Le quatuor de l’émission politique ‘‘ Tounès el Yaoum. ’ qui passe tous les jours sur El Hiwar Ettounsi est, depuis quelques jours, victime d’une campagne de diabolisation des plus exécrables. Ce ‘‘ Tounès el Yaoum. bashing’’ est orchestré par les islamo-conservateurs et exécuté par leurs chiens enragés, mais aussi par des jeunes conformistes qui vouent une haine implacable aux Tunisiens européanisés et par d’autres encore pétris dans le même moule culturel.

Par Mohamed Sadok Lejri *

Une déclaration de la célèbre chroniqueuse Maya Ksouri, connue pour ses positions de combat contre l’obscurantisme, a mis le feu aux poudres. Les formations politiques islamo-totalitaires et la frange conservatrice de la société tunisienne ont saisi l’aubaine pour déverser tout leur fiel sur les journalistes et chroniqueurs qui forment le quatuor de l’émission en question, dans l’espoir de les réduire au silence par l’intimidation et la terreur.

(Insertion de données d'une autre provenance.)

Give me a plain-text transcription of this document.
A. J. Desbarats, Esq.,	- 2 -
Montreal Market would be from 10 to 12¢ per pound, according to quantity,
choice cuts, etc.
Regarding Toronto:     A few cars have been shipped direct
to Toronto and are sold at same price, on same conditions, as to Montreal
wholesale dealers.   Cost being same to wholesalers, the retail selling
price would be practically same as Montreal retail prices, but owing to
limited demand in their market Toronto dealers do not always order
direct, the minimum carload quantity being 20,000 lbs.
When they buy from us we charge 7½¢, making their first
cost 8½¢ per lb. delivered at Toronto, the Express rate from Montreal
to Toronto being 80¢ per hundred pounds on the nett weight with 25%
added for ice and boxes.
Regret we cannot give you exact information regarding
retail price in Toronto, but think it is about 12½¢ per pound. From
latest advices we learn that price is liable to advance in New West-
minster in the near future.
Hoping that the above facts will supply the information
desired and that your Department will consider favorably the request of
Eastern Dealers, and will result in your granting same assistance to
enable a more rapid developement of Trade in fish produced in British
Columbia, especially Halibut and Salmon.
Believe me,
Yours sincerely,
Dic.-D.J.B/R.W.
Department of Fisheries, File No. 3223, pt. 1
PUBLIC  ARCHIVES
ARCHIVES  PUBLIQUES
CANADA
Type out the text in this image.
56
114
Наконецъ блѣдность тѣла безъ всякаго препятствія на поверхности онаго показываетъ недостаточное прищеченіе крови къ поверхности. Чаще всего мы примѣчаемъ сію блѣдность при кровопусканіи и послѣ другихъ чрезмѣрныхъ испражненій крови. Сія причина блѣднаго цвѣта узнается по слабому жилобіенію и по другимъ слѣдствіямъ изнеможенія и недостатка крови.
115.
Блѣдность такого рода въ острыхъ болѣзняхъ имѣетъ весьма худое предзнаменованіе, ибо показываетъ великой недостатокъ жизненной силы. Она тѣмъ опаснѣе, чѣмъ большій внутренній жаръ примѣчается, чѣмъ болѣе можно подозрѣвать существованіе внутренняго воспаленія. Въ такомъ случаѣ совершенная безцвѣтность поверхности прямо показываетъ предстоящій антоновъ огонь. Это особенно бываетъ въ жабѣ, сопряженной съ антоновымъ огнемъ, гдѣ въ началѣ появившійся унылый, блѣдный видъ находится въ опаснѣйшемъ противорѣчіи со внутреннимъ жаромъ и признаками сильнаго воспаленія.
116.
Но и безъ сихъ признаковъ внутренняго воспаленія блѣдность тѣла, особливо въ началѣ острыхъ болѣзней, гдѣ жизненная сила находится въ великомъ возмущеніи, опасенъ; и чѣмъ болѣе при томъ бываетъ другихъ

Hostilité affichée à l’encontre du conservatisme identitaire

En réalité, ce qui est reproché à Maya Ksouri, Lotfi Laâmari, Mohamed Boughalleb et Myriam Belkadhi, c’est leur rupture avec la doxa dominante et le mépris qu’ils affichent envers l’orthopraxie. L’hostilité affichée par ce quatuor à l’encontre du conservatisme identitaire et des croyances surannées fait grincer des dents.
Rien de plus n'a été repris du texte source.